Die größte Geldwaschanlage Europas wird weiterhin im Mittelmeer betrieben. Gratulation Herr Bedford-Seenot. Die Kundschaft wird gleich mitgewaschen. Fast nur junge Männer. Da ist Wirecard Peanuts. Es gibt sicher kein Land auf der Welt das qualifizierte und bedarfsgerechte Zuwanderung gebrauchen kann. Nicht mit dem aktuellen Zuwanderungs-Geschlechterverhältnis und religiösen Frauen-Diskriminieren.
War für Kasi-Kasner wieder Neuland. Merkel sollte für die verfehlte Migrationspolitik endlich die Verantwortung übernehmen und sofort zurücktreten statt alles auf die Brüsseler-Spitzen zu schieben. Grüße nach Dänemark.

Edmund
3 Monate her

Viel zu kompliziert gedacht!
Frauen gebären die Kinder, Männer als Erzeuger sind ersetzbar. Zur effektiven Bekämpung des Gegners durch zahlenmäßige Reduzierung ist es also am effektivsten, dessen Frauen zu töten.

Oneiroi
3 Monate her
Antworten an  Edmund

Frauen haben sich in der Geschichte immer willig dem Eroberer unterworfen.

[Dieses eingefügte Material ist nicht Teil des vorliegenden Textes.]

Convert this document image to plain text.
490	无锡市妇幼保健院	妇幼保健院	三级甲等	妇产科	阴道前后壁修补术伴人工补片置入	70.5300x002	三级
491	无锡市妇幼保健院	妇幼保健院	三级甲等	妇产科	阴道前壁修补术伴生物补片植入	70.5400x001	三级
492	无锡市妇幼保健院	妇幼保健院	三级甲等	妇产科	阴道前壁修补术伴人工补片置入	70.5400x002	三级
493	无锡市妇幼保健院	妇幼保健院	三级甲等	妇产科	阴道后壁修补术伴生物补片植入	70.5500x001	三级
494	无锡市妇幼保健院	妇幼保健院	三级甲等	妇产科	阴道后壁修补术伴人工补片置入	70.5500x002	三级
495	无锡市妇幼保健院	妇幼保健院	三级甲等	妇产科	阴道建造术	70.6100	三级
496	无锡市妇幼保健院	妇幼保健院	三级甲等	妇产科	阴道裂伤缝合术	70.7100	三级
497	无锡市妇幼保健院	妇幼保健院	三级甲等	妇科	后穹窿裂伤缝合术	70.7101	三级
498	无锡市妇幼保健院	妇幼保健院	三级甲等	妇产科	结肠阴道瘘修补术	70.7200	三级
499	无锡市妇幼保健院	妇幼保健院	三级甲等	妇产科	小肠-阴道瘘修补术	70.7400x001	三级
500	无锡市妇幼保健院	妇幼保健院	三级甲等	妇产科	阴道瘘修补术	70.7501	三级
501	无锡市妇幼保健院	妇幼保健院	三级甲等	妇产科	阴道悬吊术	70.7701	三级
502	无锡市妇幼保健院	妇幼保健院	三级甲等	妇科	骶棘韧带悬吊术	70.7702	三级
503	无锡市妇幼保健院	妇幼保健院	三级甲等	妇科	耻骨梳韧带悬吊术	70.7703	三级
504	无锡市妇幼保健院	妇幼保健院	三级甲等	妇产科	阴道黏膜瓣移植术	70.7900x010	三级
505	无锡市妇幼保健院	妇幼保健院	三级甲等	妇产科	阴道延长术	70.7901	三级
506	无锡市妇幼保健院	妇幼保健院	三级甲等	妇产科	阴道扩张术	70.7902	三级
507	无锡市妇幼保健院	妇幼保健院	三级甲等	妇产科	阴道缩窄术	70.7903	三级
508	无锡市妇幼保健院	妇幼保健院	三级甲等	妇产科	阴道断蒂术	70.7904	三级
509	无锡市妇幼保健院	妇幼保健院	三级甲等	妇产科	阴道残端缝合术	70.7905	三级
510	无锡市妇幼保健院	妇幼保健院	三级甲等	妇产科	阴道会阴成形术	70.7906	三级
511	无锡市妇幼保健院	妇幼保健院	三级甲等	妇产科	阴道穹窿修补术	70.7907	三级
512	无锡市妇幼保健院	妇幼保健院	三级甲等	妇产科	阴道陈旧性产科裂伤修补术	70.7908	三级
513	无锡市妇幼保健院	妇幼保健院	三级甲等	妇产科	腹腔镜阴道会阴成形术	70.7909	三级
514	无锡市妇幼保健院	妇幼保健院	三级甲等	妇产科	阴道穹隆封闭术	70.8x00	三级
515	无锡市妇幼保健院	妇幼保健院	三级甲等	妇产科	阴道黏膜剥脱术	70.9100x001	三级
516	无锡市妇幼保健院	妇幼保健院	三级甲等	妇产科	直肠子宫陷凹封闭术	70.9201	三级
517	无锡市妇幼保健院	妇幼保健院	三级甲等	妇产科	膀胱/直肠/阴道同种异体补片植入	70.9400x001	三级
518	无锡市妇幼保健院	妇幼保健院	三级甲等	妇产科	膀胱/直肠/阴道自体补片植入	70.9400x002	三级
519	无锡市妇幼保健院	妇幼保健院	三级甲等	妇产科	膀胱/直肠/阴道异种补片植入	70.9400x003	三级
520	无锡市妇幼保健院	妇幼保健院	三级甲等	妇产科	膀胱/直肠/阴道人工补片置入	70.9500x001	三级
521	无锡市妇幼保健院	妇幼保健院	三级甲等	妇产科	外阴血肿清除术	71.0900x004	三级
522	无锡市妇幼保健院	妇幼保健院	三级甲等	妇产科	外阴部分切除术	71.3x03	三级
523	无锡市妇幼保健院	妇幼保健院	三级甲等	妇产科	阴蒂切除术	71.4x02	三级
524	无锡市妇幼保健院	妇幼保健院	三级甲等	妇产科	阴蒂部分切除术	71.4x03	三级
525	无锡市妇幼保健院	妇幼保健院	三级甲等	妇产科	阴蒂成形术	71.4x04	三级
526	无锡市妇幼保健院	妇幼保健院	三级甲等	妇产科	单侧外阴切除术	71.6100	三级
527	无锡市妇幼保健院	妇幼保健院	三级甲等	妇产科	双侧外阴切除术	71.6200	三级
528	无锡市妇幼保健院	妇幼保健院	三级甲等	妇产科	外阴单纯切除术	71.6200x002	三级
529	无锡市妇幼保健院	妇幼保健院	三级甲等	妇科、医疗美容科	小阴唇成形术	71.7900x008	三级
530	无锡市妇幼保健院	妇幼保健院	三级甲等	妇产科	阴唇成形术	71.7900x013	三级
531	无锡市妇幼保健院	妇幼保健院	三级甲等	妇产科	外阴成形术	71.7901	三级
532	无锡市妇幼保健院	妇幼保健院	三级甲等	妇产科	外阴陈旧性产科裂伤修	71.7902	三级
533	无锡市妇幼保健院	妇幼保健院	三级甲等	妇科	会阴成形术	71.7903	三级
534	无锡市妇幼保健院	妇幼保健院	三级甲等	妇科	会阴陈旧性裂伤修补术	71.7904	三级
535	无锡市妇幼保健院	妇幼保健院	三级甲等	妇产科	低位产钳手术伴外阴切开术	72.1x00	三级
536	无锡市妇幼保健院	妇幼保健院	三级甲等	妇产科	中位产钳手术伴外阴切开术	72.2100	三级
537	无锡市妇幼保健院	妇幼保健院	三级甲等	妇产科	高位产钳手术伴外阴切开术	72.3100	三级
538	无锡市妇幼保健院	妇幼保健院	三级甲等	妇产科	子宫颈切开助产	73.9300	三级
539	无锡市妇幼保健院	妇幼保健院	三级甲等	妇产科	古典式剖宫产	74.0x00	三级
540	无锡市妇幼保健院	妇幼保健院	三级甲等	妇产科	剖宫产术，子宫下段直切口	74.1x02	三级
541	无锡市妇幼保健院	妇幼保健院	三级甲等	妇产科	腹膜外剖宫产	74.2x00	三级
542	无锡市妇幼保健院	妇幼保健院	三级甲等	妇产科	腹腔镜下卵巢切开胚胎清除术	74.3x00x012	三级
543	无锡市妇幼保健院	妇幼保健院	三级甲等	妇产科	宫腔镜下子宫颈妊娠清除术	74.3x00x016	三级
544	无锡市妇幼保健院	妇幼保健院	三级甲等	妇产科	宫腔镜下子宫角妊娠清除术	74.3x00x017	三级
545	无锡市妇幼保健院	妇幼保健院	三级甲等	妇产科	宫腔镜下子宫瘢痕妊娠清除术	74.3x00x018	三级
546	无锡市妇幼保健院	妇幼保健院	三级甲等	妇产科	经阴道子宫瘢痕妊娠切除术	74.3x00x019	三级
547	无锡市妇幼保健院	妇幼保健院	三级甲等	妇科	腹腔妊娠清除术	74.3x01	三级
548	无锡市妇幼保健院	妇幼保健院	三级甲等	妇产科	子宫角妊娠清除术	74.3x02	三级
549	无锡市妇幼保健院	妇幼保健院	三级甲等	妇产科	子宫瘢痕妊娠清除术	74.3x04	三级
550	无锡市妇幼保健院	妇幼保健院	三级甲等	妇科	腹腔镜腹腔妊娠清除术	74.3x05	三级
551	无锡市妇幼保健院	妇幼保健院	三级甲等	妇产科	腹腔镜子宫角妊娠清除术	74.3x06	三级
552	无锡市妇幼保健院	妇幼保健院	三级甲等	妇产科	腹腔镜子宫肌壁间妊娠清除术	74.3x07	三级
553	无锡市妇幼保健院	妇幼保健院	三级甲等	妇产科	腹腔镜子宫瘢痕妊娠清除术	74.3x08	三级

Das hat was mit körperlichen Unterlegenheit von Frauen und der damit verbundenen Vertäglichkeit zu tun.
Es ergab nie Sinn die Frauen zu töten, weil sie die nächste Generation Soldaten gebären. Manche taten das freiwillig, andere nicht. Das ist auch heute nicht anders. Man hört immer wieder von Entführungen von Schulmädchen in Afrika usw.
Selten hat man in der Presse gelesen, was mit den Jungen gemacht wird.
In vorliegendem Fall ging es wohl hauptsächlich darum Terror im Namen Allahs zu verbreiten. Mehr nicht.

oneofcommunity
3 Monate her
Antworten an  Edmund

Genau das ist die Denke dahinter. Eroberung durch Fertilität und Unterdrückung. Klingt aber nicht bunt und woke, ist halt nur die Wahrheit. Erdowahn spricht sie sogar aus nur will sie niemand von den Opfern zur Kenntnis nehmen. Warten wir mal 15 Jahre.

Kampfkater1969
3 Monate her

Wenn ich die Regionalwahlen in Frankreich betrachte, dann muß ich feststellen, dass es den Leuten trotzdem herzlich egal ist!

Evero
3 Monate her
Antworten an  Kampfkater1969

Ich werte die unterirdisch schlechte Wahlbeteiligung als Hinweis dafür, dass die Franzosen der Meinung sind, dass die Politiker in den Departements und Regionen nichts zu entscheiden haben.
Die Musik spielt in Paris und Brüssel. Deshalb ist die Präsidentenwahl der Hebel, um dort etwas zu verändern.

Felicitas21
3 Monate her
Antworten an  Kampfkater1969

Die sehr niedrige Wahlbeteiligung lässt aber auf eine gewisse Politikverdrossenheit der Franzosen schliessen. Trotzdem gehören neben Le Pen auch Macron zu den Wahlverlieren.